"Gagner la guerre avant la guerre". C'est le mantra du nouveau chef d'état-major des armées. Au-delà de la formule qui frappe les esprits, le général Thierry Burkhard a naturellement en tête les opérations hybrides menées par des adversaires de la France (États, organisations terroristes, mercenariat, individus...), qui ne franchissent pas pour autant la ligne jaune du conflit armé. Cette guerre hybride se joue entre autres tous les jours sur internet en général, et plus particulièrement sur les réseaux sociaux, où apparaissent de nouvelles formes de conflictualité et de confrontation. C'est la fameuse guerre informationnelle.
"La frontière entre compétition et confrontation, qui permettait de distinguer le temps de paix (...) crise (...) guerre, est aujourd'hui profondément diluée. Elle laisse place à de multiples zones grises où, sous couvert d'asymétrie ou d'hybridité, se déploient des actions d'influence, de nuisance voire d'intimidation, qui pourraient dégénérer", avait expliqué en février 2020, le président de la République Emmanuel Macron.
"Lorsqu'elle est utilisée à bon escient, l'arme de l'information permet de gagner sans combattre", a confirmé mercredi la ministre des Armées Florence Parly, qui a présenté l'action des armées dans le domaine de la lutte informatique d'influence (L2I). Une lutte destinée essentiellement aux théâtres d'opération extérieurs (OPEX) sur lesquels les armées françaises sont présentes, notamment au Sahel et au Levant. La L2I menée par les armées vient en complément du service de vigilance et de protection contre les ingérences numériques étrangères (Viginum,), qui est une agence nationale de lutte contre les manipulations de l'information placée auprès du secrétaire général de la défense et de la sécurité nationale (SGDSN).
"En 2014, environ 46.000 comptes liés à Daech étaient recensés. En liaison avec nos principaux alliés, nos armées se sont employées à veiller les réseaux et à saisir toute occasion de contrer l'action numérique terroriste, en exploitant les renseignements recueillis et en dénonçant les comptes liés à cette propagande, a expliqué mercredi la ministre des Armées dans son discours. La propagande de Daech a été nettement affaiblie par la combinaison de nos actions, ainsi que de celles de nos alliés, mais je voudrais aussi mentionner les efforts qui ont été faits pour que les opérateurs de réseaux sociaux prennent conscience de leurs responsabilités et, eux aussi, les assument".
Une asymétrie assumée
Contrairement à beaucoup d'autres pays, qui participent discrètement à cette guerre, la France a décidé d'annoncer publiquement se doter d'une doctrine militaire de lutte informatique d'influence pour cadrer sur le plan juridique les opérations de l'armée française dans ce type de conflit. "Pour chaque opération, des règles opérationnelles d'engagement (ROE) sont élaborées afin de définir les circonstances et les conditions dans lesquelles les opérations de L2I peuvent être mises en œuvre, compte tenu des
contraintes et des finalités politiques, opérationnelles et juridiques auxquelles elles doivent répondre", précise le ministère.

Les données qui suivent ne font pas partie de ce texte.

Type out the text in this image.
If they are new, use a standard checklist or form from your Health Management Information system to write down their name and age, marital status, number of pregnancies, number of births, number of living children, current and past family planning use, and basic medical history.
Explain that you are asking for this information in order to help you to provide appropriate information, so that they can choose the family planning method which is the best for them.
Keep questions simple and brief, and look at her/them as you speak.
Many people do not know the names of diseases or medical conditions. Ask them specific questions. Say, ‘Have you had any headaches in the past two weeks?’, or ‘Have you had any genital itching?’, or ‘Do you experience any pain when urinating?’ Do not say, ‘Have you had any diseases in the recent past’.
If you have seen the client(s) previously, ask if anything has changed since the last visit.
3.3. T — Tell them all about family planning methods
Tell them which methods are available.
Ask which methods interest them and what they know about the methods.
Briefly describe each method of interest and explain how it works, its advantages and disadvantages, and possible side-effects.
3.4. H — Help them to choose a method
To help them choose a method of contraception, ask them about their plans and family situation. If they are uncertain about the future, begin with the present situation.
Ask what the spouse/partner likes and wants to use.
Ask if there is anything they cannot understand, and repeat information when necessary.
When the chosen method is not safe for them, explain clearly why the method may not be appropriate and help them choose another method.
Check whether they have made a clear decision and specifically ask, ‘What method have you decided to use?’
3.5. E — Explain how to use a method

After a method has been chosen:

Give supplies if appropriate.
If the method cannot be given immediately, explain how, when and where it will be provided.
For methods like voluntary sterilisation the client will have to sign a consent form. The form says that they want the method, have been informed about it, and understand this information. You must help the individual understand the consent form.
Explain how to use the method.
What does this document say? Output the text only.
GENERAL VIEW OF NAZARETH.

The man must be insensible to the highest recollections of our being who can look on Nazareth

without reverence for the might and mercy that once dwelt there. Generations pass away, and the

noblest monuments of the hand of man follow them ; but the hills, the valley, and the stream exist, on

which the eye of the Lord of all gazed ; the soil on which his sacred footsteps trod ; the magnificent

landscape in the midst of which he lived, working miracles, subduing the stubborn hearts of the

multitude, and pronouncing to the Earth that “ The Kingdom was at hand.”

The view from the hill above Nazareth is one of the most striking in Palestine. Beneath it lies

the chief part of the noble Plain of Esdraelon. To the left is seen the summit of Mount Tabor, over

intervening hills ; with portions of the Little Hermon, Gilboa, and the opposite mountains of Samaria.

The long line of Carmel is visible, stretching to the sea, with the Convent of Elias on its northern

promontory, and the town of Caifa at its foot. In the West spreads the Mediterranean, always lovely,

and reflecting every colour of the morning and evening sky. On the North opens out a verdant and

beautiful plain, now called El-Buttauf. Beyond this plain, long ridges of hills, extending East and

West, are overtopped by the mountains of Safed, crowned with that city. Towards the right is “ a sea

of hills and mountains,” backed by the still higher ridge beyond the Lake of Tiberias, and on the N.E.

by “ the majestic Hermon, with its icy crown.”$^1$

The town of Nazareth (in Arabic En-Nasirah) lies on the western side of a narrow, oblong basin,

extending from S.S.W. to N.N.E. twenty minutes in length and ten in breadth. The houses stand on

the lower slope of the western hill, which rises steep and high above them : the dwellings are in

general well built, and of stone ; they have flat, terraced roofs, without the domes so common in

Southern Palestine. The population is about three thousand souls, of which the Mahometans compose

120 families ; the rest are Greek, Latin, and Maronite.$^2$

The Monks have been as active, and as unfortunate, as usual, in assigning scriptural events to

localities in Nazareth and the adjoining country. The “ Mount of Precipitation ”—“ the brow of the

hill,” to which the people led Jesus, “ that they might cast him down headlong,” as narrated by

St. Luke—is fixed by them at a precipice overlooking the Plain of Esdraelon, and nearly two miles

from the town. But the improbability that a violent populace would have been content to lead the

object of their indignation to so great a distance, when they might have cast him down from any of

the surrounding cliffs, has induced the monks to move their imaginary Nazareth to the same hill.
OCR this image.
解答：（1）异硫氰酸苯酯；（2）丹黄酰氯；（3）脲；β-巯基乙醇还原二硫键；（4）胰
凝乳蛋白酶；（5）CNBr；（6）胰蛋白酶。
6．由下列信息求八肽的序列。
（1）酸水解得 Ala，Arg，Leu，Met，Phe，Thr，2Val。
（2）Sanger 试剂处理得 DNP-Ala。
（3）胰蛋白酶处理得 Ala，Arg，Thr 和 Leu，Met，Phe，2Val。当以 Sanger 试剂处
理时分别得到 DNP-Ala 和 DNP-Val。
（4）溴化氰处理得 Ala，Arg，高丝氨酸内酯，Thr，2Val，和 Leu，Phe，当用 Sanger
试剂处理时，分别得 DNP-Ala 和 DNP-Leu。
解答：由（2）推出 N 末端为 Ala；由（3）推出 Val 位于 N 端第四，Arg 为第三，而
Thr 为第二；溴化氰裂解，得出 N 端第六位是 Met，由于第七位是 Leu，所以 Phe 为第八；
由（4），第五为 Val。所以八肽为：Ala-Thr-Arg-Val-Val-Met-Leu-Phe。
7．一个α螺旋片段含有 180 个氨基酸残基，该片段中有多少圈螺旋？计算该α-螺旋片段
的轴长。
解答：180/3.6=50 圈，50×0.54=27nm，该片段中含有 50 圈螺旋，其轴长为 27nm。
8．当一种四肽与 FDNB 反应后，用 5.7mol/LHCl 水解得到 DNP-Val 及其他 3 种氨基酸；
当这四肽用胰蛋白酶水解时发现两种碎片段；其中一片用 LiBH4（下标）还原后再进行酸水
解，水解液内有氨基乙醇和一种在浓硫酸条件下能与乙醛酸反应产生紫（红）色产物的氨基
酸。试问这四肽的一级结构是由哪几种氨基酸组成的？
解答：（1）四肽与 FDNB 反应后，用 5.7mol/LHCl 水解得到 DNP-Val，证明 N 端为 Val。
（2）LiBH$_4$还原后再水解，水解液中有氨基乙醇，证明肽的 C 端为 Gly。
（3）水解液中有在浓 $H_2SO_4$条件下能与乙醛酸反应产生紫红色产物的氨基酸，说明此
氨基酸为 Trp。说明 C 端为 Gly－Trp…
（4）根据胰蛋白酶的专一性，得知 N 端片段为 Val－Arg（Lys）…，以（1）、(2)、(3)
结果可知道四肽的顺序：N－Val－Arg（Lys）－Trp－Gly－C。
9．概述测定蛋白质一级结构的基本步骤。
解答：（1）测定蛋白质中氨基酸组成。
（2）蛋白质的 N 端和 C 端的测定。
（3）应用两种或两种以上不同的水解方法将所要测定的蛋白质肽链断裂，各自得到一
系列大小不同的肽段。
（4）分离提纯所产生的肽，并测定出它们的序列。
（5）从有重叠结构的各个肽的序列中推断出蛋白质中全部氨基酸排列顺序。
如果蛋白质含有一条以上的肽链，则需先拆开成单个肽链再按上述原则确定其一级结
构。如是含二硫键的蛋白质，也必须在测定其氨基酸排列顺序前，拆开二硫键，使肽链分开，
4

"Il y a des choses que nous ne ferons pas. Nous en tant que démocratie, nous avons des limites et nous appliquerons des normes éthiques", a assuré le ministère des Armées. Clairement la France assume d'emblée l'asymétrie de la guerre informationnelle. Pas question notamment pour le ministère de transgresser en temps de paix la Charte des Nations unies et le principe de non-ingérence. "Il n'est pas envisageable par exemple d'influencer des processus électoraux étrangers", explique le ministère. Le ministère ne fera pas non plus "de la manipulation d'informations", en utilisant par exemple les médias, et ne diffusera pas "de fausses informations de façon intentionnelle".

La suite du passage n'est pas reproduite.